The Modern Experience
Today’s Smugglers’ Notch maintains its rugged authenticity while offering modern amenities. The resort’s commitment to fixed-grip chairs might seem outdated to visitors used to high-speed quads and heated gondolas, but this deliberate choice preserves the mountain’s character. The extra chair time allows skiers to study their next lines or simply absorb the raw beauty of the notch itself.
The resort’s snowmaking system, which typically carries the heavy burden of coverage, now serves mainly to complement nature’s abundance. The system’s real value shows in how it’s used—not to cover every inch of terrain, but to strategically enhance natural snow patterns and maintain key connections between the mountains.
This season has revealed another aspect of Smugglers’ expertise—the art of managing abundant snow. The grooming team approaches each mountain differently. On Madonna, they leave much of the expert terrain untouched, allowing natural patterns of wind and snow to create features that challenge advanced skiers. Sterling sees a mix of grooming styles, with some trails manicured for high-speed cruising while others are left natural to preserve powder stashes.

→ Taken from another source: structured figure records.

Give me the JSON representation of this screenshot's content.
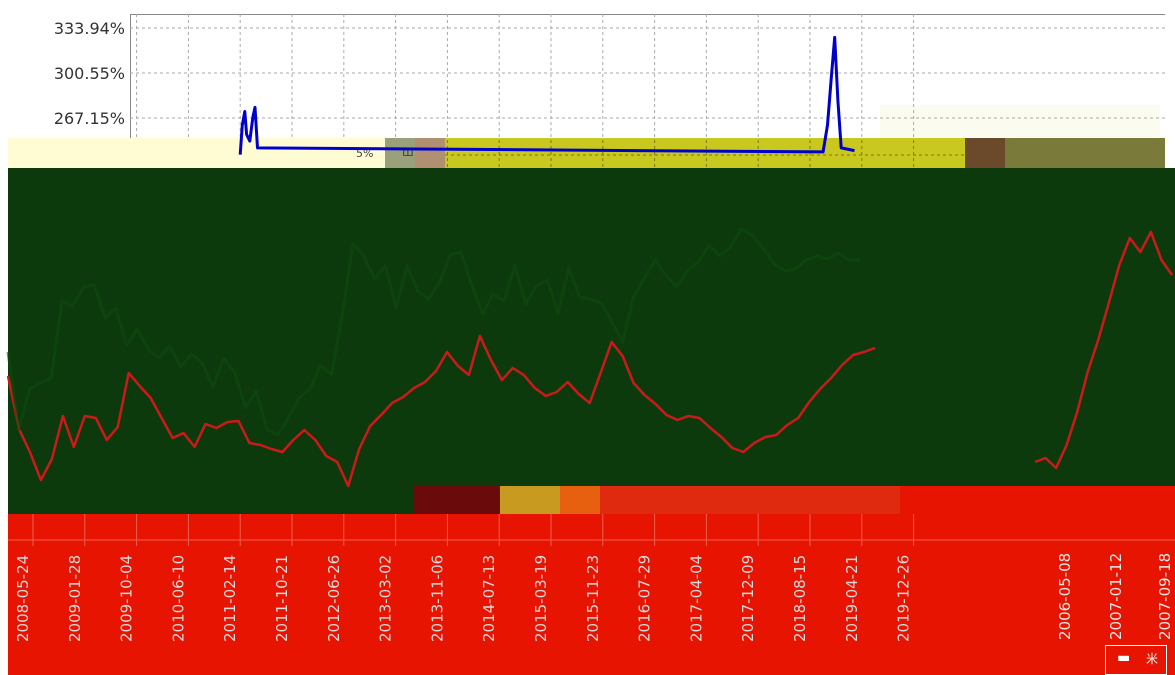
{
  "chart_data": {
    "type": "line",
    "ylim_top_panel": [
      233.76,
      333.94
    ],
    "y_ticks": [
      "333.94%",
      "300.55%",
      "267.15%"
    ],
    "x_tick_labels": [
      "2008-05-24",
      "2009-01-28",
      "2009-10-04",
      "2010-06-10",
      "2011-02-14",
      "2011-10-21",
      "2012-06-26",
      "2013-03-02",
      "2013-11-06",
      "2014-07-13",
      "2015-03-19",
      "2015-11-23",
      "2016-07-29",
      "2017-04-04",
      "2017-12-09",
      "2018-08-15",
      "2019-04-21",
      "2019-12-26"
    ],
    "x_tick_labels_right": [
      "2006-05-08",
      "2007-01-12",
      "2007-09-18"
    ],
    "grid": true,
    "series": [
      {
        "color": "#0000cc",
        "points": [
          [
            "2011-03-10",
            240
          ],
          [
            "2011-03-20",
            262
          ],
          [
            "2011-04-01",
            272
          ],
          [
            "2011-04-10",
            255
          ],
          [
            "2011-04-25",
            250
          ],
          [
            "2011-05-10",
            268
          ],
          [
            "2011-05-20",
            275
          ],
          [
            "2011-06-01",
            245
          ],
          [
            "2018-11-10",
            242
          ],
          [
            "2018-12-01",
            262
          ],
          [
            "2018-12-20",
            298
          ],
          [
            "2019-01-05",
            327
          ],
          [
            "2019-01-20",
            280
          ],
          [
            "2019-02-05",
            245
          ],
          [
            "2019-04-10",
            243
          ]
        ]
      }
    ],
    "obscured_series": [
      {
        "color": "#cc1a1a",
        "values": [
          376,
          429,
          452,
          480,
          459,
          416,
          447,
          416,
          418,
          440,
          427,
          373,
          386,
          398,
          418,
          438,
          433,
          447,
          424,
          428,
          422,
          421,
          443,
          445,
          449,
          452,
          440,
          430,
          440,
          456,
          462,
          486,
          449,
          426,
          415,
          403,
          397,
          388,
          382,
          371,
          352,
          366,
          375,
          336,
          360,
          380,
          368,
          375,
          388,
          396,
          392,
          382,
          394,
          403,
          373,
          342,
          356,
          383,
          395,
          404,
          415,
          420,
          416,
          418,
          428,
          437,
          448,
          452,
          443,
          437,
          435,
          425,
          418,
          402,
          389,
          378,
          365,
          355,
          352,
          348
        ]
      },
      {
        "color": "#0e4a0e",
        "values": [
          352,
          430,
          389,
          383,
          378,
          301,
          306,
          287,
          285,
          318,
          308,
          345,
          329,
          349,
          358,
          346,
          367,
          354,
          363,
          387,
          358,
          372,
          408,
          391,
          429,
          435,
          418,
          398,
          389,
          365,
          375,
          315,
          244,
          256,
          279,
          266,
          308,
          266,
          291,
          299,
          282,
          255,
          252,
          285,
          314,
          294,
          301,
          265,
          304,
          286,
          280,
          313,
          268,
          297,
          299,
          303,
          322,
          342,
          297,
          278,
          260,
          275,
          287,
          271,
          262,
          245,
          256,
          247,
          229,
          235,
          248,
          263,
          271,
          269,
          260,
          256,
          259,
          253,
          260,
          260
        ]
      },
      {
        "color": "#cc1a1a",
        "values": [
          462,
          458,
          468,
          445,
          412,
          372,
          340,
          303,
          265,
          238,
          252,
          232,
          260,
          275
        ]
      }
    ]
  },
  "legend": {
    "icon_glyph": "▬",
    "right_glyph": "米"
  },
  "glitch_text": {
    "a": "5%",
    "b": "Ш"
  },
  "colors": {
    "page_bg": "#ffffff",
    "plot_border": "#888888",
    "grid": "#aaaaaa",
    "dark_green_block": "#0d3a0d",
    "red_block": "#e61400",
    "yellow_band": "#c8c81e",
    "cream_band": "#fffbd2"
  }
}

Morse receives the most consistent grooming, ensuring optimal conditions for learning and family skiing.
Village Life
The base area, known simply as The Village, centers around an authentic Vermont après-ski scene. The Black Bear Tavern, with its dozen draft lines featuring local Vermont breweries, provides a gathering spot for skiers comparing notes on the day’s runs. The conversations here often reveal the mountain’s hidden treasures—which glades are skiing best, where the wind has deposited the deepest snow, which trails to hit first on a powder morning.

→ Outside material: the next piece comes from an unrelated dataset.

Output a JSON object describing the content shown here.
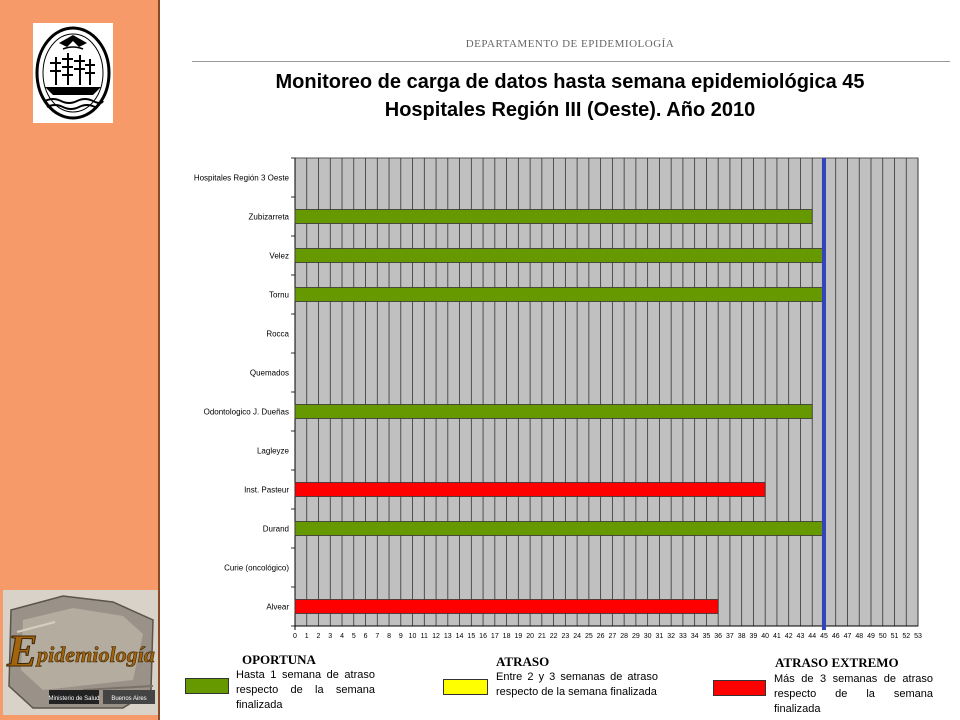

At Bootleggers’ Lounge, the resort pays homage to its namesake smugglers while serving contemporary versions of their contraband. The walls display historical photos of the notch’s prohibition-era activities, creating a unique atmosphere where Vermont’s past and present converge. But perhaps the most authentic après-ski experience happens in Lot 1, at Sterling’s base, where locals gather around tailgates to grill and share stories of powder stashes and close calls.
Present and Future
The current season represents more than just good skiing—it’s a reminder of what Eastern skiing can be when conditions align. With 78 trails spread across three peaks—Smugglers’ Notch offers an uncommon variety of terrain for the East.
What distinguishes Smugglers’ Notch isn’t just the quantity of snow but how the terrain puts it to use. Madonna Mountain’s steep faces hold snow differently than Sterling’s protected glades or Morse’s open cruisers. Understanding these variations—how wind loads certain trails, where powder collects after a storm, which aspects hold snow longest—has long been part of the local knowledge passed between generations of Vermont skiers.
The challenge now lies in preserving this experience—not just the snow itself, but the knowledge of how to ski it, how to read it, how to find the best of it on any given day. As one local instructor puts it, “We’re not just teaching people how to ski anymore. We’re teaching them how to ski Smuggs.”